After our long bus ride into Manuel Antonio yesterday, we finally arrived at the five star hotel Olivia had been endlessly telling us about. It was rainy and foggy, so we couldn't really get a good feel for the general positive atmosphere for the place, but still we were a little bit disappointed. The rooms were less impressive than the ones at Monteverde. Furthermore, though my room looks out onto a general area of the hotel, most of our peer's rooms look at the porch of a room across from them.

We've mostly attributed this to the different atmosphere of the hotel. Monteverde had a much more serene feel to it, while El Parador, the hotel we're staying at, is much more of a tropical atmosphere. You can see the ocean from some parts of the hotel which is nice. There are also lots of statues and fountains around the hotel, and their pools look nice. Of course, I understand how lucky I am to be staying at a hotel of this quality, but we've been told that this hotel was supposed to be so much better than the last one we stayed at, which was amazing. So its simply a result of high expectations.

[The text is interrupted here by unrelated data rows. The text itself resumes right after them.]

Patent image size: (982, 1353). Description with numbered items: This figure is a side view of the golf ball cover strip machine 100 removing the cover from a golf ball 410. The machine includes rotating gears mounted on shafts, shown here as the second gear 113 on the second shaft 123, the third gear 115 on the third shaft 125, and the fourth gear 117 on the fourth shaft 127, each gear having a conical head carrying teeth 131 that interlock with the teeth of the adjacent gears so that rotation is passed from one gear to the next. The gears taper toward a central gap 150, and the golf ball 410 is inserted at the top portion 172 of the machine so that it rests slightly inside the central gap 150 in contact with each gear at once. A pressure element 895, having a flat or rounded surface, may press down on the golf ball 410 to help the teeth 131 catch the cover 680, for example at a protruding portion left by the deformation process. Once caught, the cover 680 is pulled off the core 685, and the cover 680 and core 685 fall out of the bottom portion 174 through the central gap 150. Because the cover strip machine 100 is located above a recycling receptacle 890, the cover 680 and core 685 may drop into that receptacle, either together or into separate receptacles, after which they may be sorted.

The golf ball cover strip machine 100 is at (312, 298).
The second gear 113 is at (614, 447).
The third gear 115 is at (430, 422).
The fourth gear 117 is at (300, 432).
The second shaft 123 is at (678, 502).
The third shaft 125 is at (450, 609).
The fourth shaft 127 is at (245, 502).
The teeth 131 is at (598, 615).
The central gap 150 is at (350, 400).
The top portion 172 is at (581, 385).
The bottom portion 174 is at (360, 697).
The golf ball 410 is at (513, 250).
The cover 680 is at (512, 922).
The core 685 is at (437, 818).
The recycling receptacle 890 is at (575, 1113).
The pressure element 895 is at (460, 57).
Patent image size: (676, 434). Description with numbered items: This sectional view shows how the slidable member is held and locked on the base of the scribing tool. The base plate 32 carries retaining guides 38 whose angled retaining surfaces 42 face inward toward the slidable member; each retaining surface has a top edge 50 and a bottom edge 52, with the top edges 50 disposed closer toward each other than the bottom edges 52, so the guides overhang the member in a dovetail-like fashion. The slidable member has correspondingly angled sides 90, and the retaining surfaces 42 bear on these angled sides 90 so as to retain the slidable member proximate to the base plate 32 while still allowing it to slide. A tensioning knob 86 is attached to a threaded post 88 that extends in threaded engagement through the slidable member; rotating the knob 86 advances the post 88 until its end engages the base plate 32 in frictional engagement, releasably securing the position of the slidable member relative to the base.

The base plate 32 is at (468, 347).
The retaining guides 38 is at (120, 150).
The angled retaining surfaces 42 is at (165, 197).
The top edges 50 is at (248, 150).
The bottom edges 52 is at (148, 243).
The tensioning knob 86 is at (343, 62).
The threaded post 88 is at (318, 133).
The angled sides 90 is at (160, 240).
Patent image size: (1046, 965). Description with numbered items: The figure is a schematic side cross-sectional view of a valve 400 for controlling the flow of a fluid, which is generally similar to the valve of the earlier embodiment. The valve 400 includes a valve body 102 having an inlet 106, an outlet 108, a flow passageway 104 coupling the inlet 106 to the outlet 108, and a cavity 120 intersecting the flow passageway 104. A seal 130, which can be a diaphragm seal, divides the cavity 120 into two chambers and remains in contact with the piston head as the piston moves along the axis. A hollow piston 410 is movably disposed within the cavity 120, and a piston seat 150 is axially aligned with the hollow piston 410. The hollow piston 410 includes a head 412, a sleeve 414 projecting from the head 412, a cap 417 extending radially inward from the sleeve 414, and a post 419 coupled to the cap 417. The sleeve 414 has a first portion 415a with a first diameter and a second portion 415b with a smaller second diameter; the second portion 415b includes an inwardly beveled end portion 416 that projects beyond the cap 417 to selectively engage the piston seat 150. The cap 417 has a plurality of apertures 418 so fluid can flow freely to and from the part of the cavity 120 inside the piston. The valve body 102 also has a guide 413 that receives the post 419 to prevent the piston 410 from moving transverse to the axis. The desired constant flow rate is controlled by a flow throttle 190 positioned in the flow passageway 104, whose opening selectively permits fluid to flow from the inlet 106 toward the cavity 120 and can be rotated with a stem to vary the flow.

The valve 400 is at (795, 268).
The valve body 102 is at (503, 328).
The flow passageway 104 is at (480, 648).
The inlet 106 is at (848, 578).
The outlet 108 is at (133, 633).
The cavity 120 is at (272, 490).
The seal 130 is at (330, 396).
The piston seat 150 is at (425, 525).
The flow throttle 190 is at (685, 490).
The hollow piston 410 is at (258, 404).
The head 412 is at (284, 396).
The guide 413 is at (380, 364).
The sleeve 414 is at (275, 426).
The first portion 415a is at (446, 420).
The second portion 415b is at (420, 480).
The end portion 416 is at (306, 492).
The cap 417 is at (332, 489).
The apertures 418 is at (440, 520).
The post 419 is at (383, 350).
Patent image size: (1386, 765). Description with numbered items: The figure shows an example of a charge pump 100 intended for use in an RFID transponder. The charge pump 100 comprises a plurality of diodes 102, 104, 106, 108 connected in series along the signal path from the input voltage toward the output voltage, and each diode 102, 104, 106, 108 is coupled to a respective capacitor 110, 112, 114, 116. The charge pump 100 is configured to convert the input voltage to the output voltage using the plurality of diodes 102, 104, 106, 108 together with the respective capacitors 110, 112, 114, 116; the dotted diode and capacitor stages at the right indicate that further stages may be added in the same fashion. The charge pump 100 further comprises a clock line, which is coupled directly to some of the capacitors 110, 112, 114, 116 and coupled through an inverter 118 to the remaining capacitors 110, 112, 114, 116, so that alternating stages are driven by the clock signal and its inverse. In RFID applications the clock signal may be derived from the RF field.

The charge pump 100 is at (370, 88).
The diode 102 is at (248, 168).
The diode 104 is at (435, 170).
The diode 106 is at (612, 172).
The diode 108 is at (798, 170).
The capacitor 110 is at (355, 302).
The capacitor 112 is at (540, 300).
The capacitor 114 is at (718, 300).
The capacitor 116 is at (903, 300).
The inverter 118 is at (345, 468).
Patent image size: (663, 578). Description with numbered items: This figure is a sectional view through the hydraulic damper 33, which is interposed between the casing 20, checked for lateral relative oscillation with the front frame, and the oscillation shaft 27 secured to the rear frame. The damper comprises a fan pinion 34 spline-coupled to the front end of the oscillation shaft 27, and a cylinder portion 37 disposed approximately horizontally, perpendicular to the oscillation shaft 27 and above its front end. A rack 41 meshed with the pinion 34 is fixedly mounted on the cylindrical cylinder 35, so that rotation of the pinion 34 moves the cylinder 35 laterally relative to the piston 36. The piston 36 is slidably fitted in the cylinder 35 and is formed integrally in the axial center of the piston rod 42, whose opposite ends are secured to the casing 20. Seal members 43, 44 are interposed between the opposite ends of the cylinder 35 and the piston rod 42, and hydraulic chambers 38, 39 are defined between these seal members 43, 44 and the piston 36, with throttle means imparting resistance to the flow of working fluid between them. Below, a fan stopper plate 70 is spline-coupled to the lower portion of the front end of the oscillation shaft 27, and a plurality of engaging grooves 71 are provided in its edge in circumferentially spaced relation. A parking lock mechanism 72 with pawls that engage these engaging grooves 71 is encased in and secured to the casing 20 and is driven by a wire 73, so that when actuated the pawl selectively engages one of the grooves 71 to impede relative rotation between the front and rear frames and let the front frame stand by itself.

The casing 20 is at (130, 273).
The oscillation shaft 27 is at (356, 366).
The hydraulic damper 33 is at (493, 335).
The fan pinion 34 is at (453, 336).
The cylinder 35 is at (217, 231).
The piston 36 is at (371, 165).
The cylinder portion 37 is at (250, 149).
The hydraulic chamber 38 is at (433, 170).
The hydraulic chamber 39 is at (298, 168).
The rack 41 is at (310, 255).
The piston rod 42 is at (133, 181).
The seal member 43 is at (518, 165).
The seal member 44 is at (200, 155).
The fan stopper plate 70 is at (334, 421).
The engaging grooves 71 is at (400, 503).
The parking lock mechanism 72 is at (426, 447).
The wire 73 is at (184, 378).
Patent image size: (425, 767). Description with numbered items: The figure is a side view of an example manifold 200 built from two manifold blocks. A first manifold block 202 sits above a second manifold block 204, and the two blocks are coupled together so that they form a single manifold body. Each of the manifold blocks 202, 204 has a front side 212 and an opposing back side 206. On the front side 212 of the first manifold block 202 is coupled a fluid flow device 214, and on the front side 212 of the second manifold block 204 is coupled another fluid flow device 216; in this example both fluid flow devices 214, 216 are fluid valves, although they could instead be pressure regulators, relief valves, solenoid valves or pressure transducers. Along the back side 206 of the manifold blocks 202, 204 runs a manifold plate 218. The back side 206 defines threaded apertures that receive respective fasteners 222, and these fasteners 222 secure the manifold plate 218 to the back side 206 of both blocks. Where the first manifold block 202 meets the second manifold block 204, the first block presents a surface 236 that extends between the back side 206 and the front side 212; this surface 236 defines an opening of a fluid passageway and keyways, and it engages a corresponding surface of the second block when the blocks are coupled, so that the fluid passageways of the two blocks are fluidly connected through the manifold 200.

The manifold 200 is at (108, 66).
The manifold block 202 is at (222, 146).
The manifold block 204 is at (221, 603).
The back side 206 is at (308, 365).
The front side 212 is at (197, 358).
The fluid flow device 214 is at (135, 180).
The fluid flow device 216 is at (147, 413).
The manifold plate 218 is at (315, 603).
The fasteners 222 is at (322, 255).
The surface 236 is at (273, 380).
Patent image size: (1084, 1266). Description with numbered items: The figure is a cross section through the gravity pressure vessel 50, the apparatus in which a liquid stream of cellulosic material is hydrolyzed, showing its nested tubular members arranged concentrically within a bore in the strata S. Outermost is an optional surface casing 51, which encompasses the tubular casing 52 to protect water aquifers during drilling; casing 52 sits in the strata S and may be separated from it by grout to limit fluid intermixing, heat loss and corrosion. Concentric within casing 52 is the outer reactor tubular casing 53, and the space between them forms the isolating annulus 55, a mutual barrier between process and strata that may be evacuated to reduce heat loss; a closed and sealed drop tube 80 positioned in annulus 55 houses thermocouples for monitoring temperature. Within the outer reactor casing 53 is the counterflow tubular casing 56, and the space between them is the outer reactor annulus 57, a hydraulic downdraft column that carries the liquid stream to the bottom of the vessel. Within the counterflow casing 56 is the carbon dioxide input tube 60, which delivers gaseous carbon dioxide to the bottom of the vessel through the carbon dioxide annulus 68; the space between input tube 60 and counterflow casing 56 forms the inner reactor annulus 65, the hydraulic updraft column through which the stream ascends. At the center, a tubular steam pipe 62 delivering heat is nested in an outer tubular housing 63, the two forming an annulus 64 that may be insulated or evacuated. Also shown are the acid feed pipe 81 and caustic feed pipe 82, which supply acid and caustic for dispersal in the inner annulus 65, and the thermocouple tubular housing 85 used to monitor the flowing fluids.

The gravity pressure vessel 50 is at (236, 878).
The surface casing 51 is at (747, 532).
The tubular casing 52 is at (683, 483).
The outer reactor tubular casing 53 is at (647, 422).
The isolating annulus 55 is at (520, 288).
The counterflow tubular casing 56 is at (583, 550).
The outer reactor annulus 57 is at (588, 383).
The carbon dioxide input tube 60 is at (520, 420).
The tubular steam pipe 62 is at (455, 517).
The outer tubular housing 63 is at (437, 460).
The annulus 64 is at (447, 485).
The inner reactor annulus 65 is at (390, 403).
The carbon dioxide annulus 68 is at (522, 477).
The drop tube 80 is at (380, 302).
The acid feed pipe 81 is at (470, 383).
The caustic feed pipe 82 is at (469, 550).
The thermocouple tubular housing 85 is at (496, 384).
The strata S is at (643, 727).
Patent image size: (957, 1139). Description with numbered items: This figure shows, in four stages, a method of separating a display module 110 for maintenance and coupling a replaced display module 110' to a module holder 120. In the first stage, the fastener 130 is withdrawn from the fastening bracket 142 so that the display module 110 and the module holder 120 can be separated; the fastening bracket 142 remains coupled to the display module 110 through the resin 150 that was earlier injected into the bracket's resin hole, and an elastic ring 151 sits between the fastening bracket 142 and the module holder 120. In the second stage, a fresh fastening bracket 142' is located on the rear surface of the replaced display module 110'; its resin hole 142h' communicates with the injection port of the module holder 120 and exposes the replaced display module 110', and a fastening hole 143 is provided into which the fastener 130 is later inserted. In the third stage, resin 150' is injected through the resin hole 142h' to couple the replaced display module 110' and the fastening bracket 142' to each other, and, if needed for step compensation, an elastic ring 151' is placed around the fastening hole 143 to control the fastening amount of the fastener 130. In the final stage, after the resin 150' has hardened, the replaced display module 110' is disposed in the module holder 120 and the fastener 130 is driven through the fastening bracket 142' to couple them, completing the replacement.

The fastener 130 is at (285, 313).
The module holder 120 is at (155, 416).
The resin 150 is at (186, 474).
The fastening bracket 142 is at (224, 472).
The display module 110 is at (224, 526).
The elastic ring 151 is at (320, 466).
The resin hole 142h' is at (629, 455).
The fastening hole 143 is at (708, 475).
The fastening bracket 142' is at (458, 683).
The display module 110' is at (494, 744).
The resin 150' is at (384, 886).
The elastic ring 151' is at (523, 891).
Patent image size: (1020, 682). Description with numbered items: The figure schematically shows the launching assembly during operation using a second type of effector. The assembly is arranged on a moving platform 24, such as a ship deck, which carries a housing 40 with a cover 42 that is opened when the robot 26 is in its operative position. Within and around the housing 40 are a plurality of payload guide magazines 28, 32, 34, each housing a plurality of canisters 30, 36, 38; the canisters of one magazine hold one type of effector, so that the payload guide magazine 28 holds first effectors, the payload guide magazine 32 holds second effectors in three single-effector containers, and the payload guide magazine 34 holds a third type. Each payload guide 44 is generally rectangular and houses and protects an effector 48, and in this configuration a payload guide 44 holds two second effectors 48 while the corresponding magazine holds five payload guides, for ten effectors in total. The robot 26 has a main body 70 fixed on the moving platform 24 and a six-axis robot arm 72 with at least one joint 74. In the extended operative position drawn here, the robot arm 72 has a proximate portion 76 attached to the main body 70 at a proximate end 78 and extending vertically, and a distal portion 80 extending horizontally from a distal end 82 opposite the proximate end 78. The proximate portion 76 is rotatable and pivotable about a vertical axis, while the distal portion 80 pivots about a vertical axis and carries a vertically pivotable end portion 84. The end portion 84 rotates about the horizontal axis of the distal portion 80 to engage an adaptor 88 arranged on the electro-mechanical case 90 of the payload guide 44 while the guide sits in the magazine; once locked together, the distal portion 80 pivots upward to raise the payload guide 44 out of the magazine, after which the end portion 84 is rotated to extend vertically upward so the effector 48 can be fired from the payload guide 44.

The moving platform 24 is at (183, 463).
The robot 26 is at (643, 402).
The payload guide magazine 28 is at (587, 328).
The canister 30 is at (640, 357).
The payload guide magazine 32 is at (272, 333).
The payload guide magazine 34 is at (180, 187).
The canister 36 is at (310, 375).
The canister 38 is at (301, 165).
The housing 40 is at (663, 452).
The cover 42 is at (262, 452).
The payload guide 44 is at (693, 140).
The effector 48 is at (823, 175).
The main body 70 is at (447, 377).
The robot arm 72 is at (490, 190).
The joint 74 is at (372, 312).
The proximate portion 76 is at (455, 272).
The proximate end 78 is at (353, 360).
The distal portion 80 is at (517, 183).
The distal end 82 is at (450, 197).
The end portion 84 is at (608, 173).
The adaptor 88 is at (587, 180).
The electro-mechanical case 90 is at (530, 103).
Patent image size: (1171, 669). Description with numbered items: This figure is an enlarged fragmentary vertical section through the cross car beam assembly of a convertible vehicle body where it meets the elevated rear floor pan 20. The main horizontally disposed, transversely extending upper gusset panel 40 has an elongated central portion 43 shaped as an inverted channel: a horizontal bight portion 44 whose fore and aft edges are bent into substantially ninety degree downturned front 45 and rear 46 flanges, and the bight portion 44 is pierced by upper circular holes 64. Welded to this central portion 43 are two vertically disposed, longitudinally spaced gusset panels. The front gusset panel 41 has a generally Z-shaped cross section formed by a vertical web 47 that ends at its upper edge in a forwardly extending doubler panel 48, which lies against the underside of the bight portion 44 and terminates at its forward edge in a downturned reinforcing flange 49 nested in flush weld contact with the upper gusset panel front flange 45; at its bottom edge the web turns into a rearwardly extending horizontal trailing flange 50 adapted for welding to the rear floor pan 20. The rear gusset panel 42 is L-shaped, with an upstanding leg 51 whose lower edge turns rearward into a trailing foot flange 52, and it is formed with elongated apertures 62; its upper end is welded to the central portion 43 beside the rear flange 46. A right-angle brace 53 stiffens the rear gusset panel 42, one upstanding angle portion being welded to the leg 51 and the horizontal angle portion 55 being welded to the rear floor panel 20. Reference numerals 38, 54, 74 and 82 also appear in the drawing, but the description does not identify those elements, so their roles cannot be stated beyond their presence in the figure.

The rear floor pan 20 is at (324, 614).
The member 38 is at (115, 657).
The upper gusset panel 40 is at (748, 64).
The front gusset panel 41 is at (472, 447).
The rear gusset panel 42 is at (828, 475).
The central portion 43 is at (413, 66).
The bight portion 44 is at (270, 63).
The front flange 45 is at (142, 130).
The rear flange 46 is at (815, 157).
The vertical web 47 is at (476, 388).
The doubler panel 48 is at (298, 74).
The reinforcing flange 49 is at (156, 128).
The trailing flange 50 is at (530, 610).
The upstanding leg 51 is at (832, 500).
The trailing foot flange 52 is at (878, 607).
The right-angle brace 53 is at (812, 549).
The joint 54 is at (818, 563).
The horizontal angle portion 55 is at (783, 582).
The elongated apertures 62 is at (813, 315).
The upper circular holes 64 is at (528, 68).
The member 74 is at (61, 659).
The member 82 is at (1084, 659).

We also went ahead and ate dinner at the hotel yesterday, which was of acceptable quality. Again, nothing stupendous for a five star hotel, but not bad. Afterwards, Emily, Brandon, and Greg congregated in our room for some card games. We passed the night with Euchre, President, and Durak, and before long it was time for bed, and though Julia and I couldn't figure out how to turn of one of the lights in our room for a while, we finally did get to sleep.